The gut microbiota (GM) is widely acknowledged to have a significant impact on cardiovascular health and may act as a residual risk factor affecting cardiac structure and function. However, the causal relationship between GM and cardiac structure and function remains unclear.
This study aims to employ a two-sample Mendelian randomization (MR) approach to investigate the causal association between GM and cardiac structure and function.
Data on 119 GM genera were sourced from a genome-wide association study (GWAS) meta-analysis (13,266 European participants) conducted by the MiBioGen consortium, while data on 16 parameters of cardiac structure and function were obtained from the UK Biobank’s GWAS of cardiac magnetic resonance imaging (up to 41,135 European participants). Inverse variance weighted (IVW), MR-Egger, and weighted median (WM) methods were utilized for causal association assessments, with sensitivity analyses conducted to reinforce the findings. Finally, biological annotation was performed on the GWAS data of GM and cardiac phenotypes with causal associations to explore potential mechanisms.

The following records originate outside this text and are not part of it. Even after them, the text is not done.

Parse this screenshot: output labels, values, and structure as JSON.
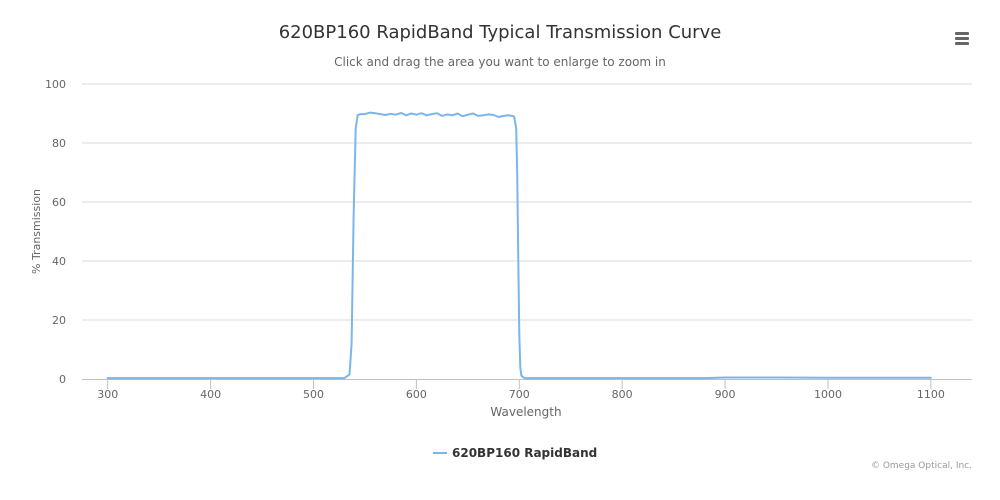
{
  "chart": {
    "title": "620BP160 RapidBand Typical Transmission Curve",
    "subtitle": "Click and drag the area you want to enlarge to zoom in",
    "credits": "© Omega Optical, Inc.",
    "menu_icon": "hamburger-menu-icon"
  },
  "chart_data": {
    "type": "line",
    "title": "620BP160 RapidBand Typical Transmission Curve",
    "xlabel": "Wavelength",
    "ylabel": "% Transmission",
    "xlim": [
      275,
      1140
    ],
    "ylim": [
      0,
      100
    ],
    "x_ticks": [
      300,
      400,
      500,
      600,
      700,
      800,
      900,
      1000,
      1100
    ],
    "y_ticks": [
      0,
      20,
      40,
      60,
      80,
      100
    ],
    "grid": true,
    "legend_position": "bottom-center",
    "series": [
      {
        "name": "620BP160 RapidBand",
        "color": "#7cb5ec",
        "x": [
          300,
          400,
          500,
          530,
          535,
          537,
          539,
          541,
          543,
          546,
          550,
          555,
          560,
          565,
          570,
          575,
          580,
          585,
          590,
          595,
          600,
          605,
          610,
          615,
          620,
          625,
          630,
          635,
          640,
          645,
          650,
          655,
          660,
          665,
          670,
          675,
          680,
          685,
          690,
          695,
          697,
          698,
          699,
          700,
          701,
          702,
          704,
          706,
          710,
          800,
          880,
          900,
          950,
          1000,
          1100
        ],
        "y": [
          0.3,
          0.3,
          0.3,
          0.3,
          1.5,
          12,
          55,
          85,
          89.5,
          89.8,
          89.8,
          90.3,
          90.1,
          89.8,
          89.5,
          89.9,
          89.6,
          90.2,
          89.4,
          90.0,
          89.6,
          90.1,
          89.4,
          89.8,
          90.1,
          89.2,
          89.7,
          89.4,
          90.0,
          89.1,
          89.6,
          90.0,
          89.2,
          89.4,
          89.7,
          89.5,
          88.8,
          89.2,
          89.4,
          89.0,
          85,
          70,
          40,
          15,
          4,
          1.2,
          0.5,
          0.3,
          0.3,
          0.3,
          0.3,
          0.5,
          0.5,
          0.4,
          0.4
        ]
      }
    ]
  }
}
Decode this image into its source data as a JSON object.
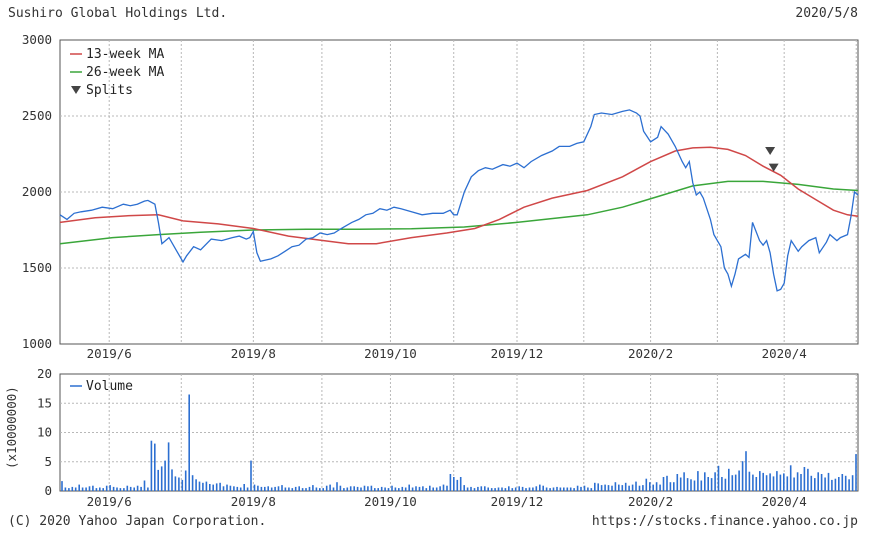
{
  "header": {
    "title": "Sushiro Global Holdings Ltd.",
    "date": "2020/5/8"
  },
  "footer": {
    "copyright": "(C) 2020 Yahoo Japan Corporation.",
    "url": "https://stocks.finance.yahoo.co.jp"
  },
  "chart_data": [
    {
      "type": "line",
      "ylim": [
        1000,
        3000
      ],
      "yticks": [
        1000,
        1500,
        2000,
        2500,
        3000
      ],
      "xlim": [
        0,
        227
      ],
      "xticks": [
        {
          "label": "2019/6",
          "x": 14
        },
        {
          "label": "2019/8",
          "x": 55
        },
        {
          "label": "2019/10",
          "x": 94
        },
        {
          "label": "2019/12",
          "x": 130
        },
        {
          "label": "2020/2",
          "x": 168
        },
        {
          "label": "2020/4",
          "x": 206
        }
      ],
      "grid": true,
      "legend_position": "top-left",
      "series": [
        {
          "name": "Price",
          "color": "#2c6fd1",
          "points": [
            [
              0,
              1850
            ],
            [
              2,
              1820
            ],
            [
              4,
              1860
            ],
            [
              6,
              1870
            ],
            [
              9,
              1880
            ],
            [
              12,
              1900
            ],
            [
              15,
              1890
            ],
            [
              18,
              1920
            ],
            [
              20,
              1910
            ],
            [
              22,
              1920
            ],
            [
              24,
              1940
            ],
            [
              25,
              1945
            ],
            [
              27,
              1920
            ],
            [
              28,
              1800
            ],
            [
              29,
              1660
            ],
            [
              31,
              1700
            ],
            [
              33,
              1620
            ],
            [
              35,
              1540
            ],
            [
              36,
              1580
            ],
            [
              38,
              1640
            ],
            [
              40,
              1620
            ],
            [
              43,
              1690
            ],
            [
              46,
              1680
            ],
            [
              49,
              1700
            ],
            [
              51,
              1710
            ],
            [
              53,
              1690
            ],
            [
              54,
              1700
            ],
            [
              55,
              1740
            ],
            [
              56,
              1600
            ],
            [
              57,
              1545
            ],
            [
              60,
              1560
            ],
            [
              62,
              1580
            ],
            [
              64,
              1610
            ],
            [
              66,
              1640
            ],
            [
              68,
              1650
            ],
            [
              70,
              1690
            ],
            [
              72,
              1700
            ],
            [
              74,
              1730
            ],
            [
              76,
              1720
            ],
            [
              78,
              1730
            ],
            [
              80,
              1760
            ],
            [
              83,
              1800
            ],
            [
              85,
              1820
            ],
            [
              87,
              1850
            ],
            [
              89,
              1860
            ],
            [
              91,
              1890
            ],
            [
              93,
              1880
            ],
            [
              95,
              1900
            ],
            [
              97,
              1890
            ],
            [
              100,
              1870
            ],
            [
              103,
              1850
            ],
            [
              106,
              1860
            ],
            [
              109,
              1860
            ],
            [
              111,
              1880
            ],
            [
              112,
              1850
            ],
            [
              113,
              1850
            ],
            [
              115,
              2000
            ],
            [
              117,
              2100
            ],
            [
              119,
              2140
            ],
            [
              121,
              2160
            ],
            [
              123,
              2150
            ],
            [
              126,
              2180
            ],
            [
              128,
              2170
            ],
            [
              130,
              2190
            ],
            [
              132,
              2160
            ],
            [
              134,
              2200
            ],
            [
              137,
              2240
            ],
            [
              140,
              2270
            ],
            [
              142,
              2300
            ],
            [
              145,
              2300
            ],
            [
              147,
              2320
            ],
            [
              149,
              2330
            ],
            [
              151,
              2430
            ],
            [
              152,
              2510
            ],
            [
              154,
              2520
            ],
            [
              157,
              2510
            ],
            [
              160,
              2530
            ],
            [
              162,
              2540
            ],
            [
              164,
              2520
            ],
            [
              165,
              2500
            ],
            [
              166,
              2400
            ],
            [
              168,
              2330
            ],
            [
              170,
              2360
            ],
            [
              171,
              2430
            ],
            [
              173,
              2380
            ],
            [
              174,
              2340
            ],
            [
              175,
              2300
            ],
            [
              177,
              2200
            ],
            [
              178,
              2160
            ],
            [
              179,
              2200
            ],
            [
              180,
              2060
            ],
            [
              181,
              1980
            ],
            [
              182,
              2000
            ],
            [
              183,
              1960
            ],
            [
              185,
              1820
            ],
            [
              186,
              1720
            ],
            [
              188,
              1640
            ],
            [
              189,
              1500
            ],
            [
              190,
              1460
            ],
            [
              191,
              1380
            ],
            [
              192,
              1460
            ],
            [
              193,
              1560
            ],
            [
              195,
              1590
            ],
            [
              196,
              1570
            ],
            [
              197,
              1800
            ],
            [
              199,
              1680
            ],
            [
              200,
              1650
            ],
            [
              201,
              1680
            ],
            [
              202,
              1600
            ],
            [
              203,
              1460
            ],
            [
              204,
              1350
            ],
            [
              205,
              1360
            ],
            [
              206,
              1400
            ],
            [
              207,
              1580
            ],
            [
              208,
              1680
            ],
            [
              210,
              1610
            ],
            [
              211,
              1640
            ],
            [
              213,
              1680
            ],
            [
              215,
              1700
            ],
            [
              216,
              1600
            ],
            [
              218,
              1670
            ],
            [
              219,
              1720
            ],
            [
              221,
              1680
            ],
            [
              222,
              1700
            ],
            [
              224,
              1720
            ],
            [
              225,
              1840
            ],
            [
              226,
              2000
            ],
            [
              227,
              1980
            ]
          ]
        },
        {
          "name": "13-week MA",
          "color": "#d04848",
          "points": [
            [
              0,
              1800
            ],
            [
              10,
              1830
            ],
            [
              20,
              1845
            ],
            [
              28,
              1850
            ],
            [
              35,
              1810
            ],
            [
              45,
              1790
            ],
            [
              55,
              1760
            ],
            [
              65,
              1710
            ],
            [
              75,
              1680
            ],
            [
              82,
              1660
            ],
            [
              90,
              1660
            ],
            [
              100,
              1700
            ],
            [
              110,
              1730
            ],
            [
              118,
              1760
            ],
            [
              125,
              1820
            ],
            [
              132,
              1900
            ],
            [
              140,
              1960
            ],
            [
              150,
              2010
            ],
            [
              160,
              2100
            ],
            [
              168,
              2200
            ],
            [
              175,
              2270
            ],
            [
              180,
              2290
            ],
            [
              185,
              2295
            ],
            [
              190,
              2280
            ],
            [
              195,
              2240
            ],
            [
              200,
              2170
            ],
            [
              205,
              2110
            ],
            [
              210,
              2020
            ],
            [
              215,
              1950
            ],
            [
              220,
              1880
            ],
            [
              224,
              1850
            ],
            [
              227,
              1840
            ]
          ]
        },
        {
          "name": "26-week MA",
          "color": "#3aa63a",
          "points": [
            [
              0,
              1660
            ],
            [
              15,
              1700
            ],
            [
              28,
              1720
            ],
            [
              40,
              1735
            ],
            [
              55,
              1750
            ],
            [
              70,
              1755
            ],
            [
              85,
              1755
            ],
            [
              100,
              1758
            ],
            [
              115,
              1770
            ],
            [
              130,
              1800
            ],
            [
              150,
              1850
            ],
            [
              160,
              1900
            ],
            [
              170,
              1970
            ],
            [
              180,
              2040
            ],
            [
              190,
              2070
            ],
            [
              200,
              2070
            ],
            [
              210,
              2050
            ],
            [
              220,
              2020
            ],
            [
              227,
              2010
            ]
          ]
        }
      ],
      "split_markers": [
        {
          "x": 202,
          "y": 2270
        },
        {
          "x": 203,
          "y": 2160
        }
      ],
      "legend": [
        "13-week MA",
        "26-week MA",
        "Splits"
      ]
    },
    {
      "type": "bar",
      "ylabel": "(x10000000)",
      "ylim": [
        0,
        20
      ],
      "yticks": [
        0,
        5,
        10,
        15,
        20
      ],
      "legend": [
        "Volume"
      ],
      "series": [
        {
          "name": "Volume",
          "color": "#2c6fd1"
        }
      ],
      "volume_values": [
        1.7,
        0.6,
        0.5,
        0.7,
        0.6,
        1.1,
        0.6,
        0.6,
        0.8,
        0.9,
        0.5,
        0.6,
        0.5,
        0.9,
        1.0,
        0.7,
        0.6,
        0.5,
        0.5,
        0.9,
        0.7,
        0.6,
        0.9,
        0.7,
        1.8,
        0.6,
        8.6,
        8.1,
        3.6,
        4.2,
        5.2,
        8.3,
        3.7,
        2.5,
        2.3,
        1.9,
        3.5,
        16.5,
        2.7,
        2.0,
        1.6,
        1.4,
        1.6,
        1.2,
        1.1,
        1.3,
        1.4,
        0.8,
        1.1,
        0.9,
        0.8,
        0.7,
        0.6,
        1.2,
        0.6,
        5.2,
        1.1,
        0.9,
        0.7,
        0.7,
        0.8,
        0.6,
        0.7,
        0.8,
        1.0,
        0.6,
        0.6,
        0.5,
        0.7,
        0.8,
        0.5,
        0.5,
        0.7,
        1.0,
        0.6,
        0.5,
        0.5,
        0.9,
        1.1,
        0.6,
        1.5,
        0.9,
        0.5,
        0.6,
        0.8,
        0.8,
        0.7,
        0.6,
        0.9,
        0.8,
        0.9,
        0.5,
        0.5,
        0.7,
        0.6,
        0.5,
        0.9,
        0.6,
        0.5,
        0.7,
        0.6,
        1.1,
        0.6,
        0.8,
        0.7,
        0.8,
        0.5,
        0.9,
        0.6,
        0.6,
        0.8,
        1.1,
        0.9,
        2.9,
        2.4,
        1.9,
        2.4,
        1.0,
        0.6,
        0.7,
        0.5,
        0.7,
        0.8,
        0.8,
        0.6,
        0.5,
        0.5,
        0.6,
        0.6,
        0.5,
        0.8,
        0.5,
        0.6,
        0.8,
        0.7,
        0.5,
        0.6,
        0.6,
        0.8,
        1.1,
        0.9,
        0.6,
        0.5,
        0.6,
        0.7,
        0.6,
        0.6,
        0.6,
        0.6,
        0.5,
        0.9,
        0.7,
        0.9,
        0.6,
        0.5,
        1.4,
        1.3,
        1.0,
        1.1,
        1.0,
        0.9,
        1.5,
        1.1,
        1.0,
        1.4,
        0.9,
        1.1,
        1.6,
        0.9,
        1.0,
        2.1,
        1.5,
        1.1,
        1.5,
        1.1,
        2.4,
        2.6,
        1.5,
        1.5,
        2.9,
        2.3,
        3.2,
        2.2,
        2.0,
        1.8,
        3.4,
        1.8,
        3.2,
        2.4,
        2.2,
        3.2,
        4.3,
        2.4,
        2.1,
        3.8,
        2.7,
        2.8,
        3.5,
        5.1,
        6.8,
        3.3,
        2.8,
        2.4,
        3.4,
        3.1,
        2.7,
        3.0,
        2.5,
        3.4,
        2.8,
        3.0,
        2.5,
        4.4,
        2.3,
        3.2,
        2.9,
        4.1,
        3.8,
        2.6,
        2.2,
        3.2,
        2.9,
        2.3,
        3.1,
        1.9,
        2.1,
        2.4,
        2.9,
        2.6,
        2.0,
        2.7,
        6.3
      ]
    }
  ]
}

The MR analysis, predominantly based on the IVW model, revealed 93 causal associations between the genetically predicted abundance of 44 GM genera and 16 cardiac structure and function parameters. These associations maintained consistent directions in MR-Egger and WM models, with no evidence of pleiotropy detected. Biological annotations suggest that GM may influence cardiac structure and function through pathways involved in myocardial cell development, cardiac contractility, and apoptosis.
The MR analysis supports a causal association between certain abundances of genetically predicted GM and cardiac structure and function, suggesting that GM could be a residual risk factor impacting cardiac phenotypes.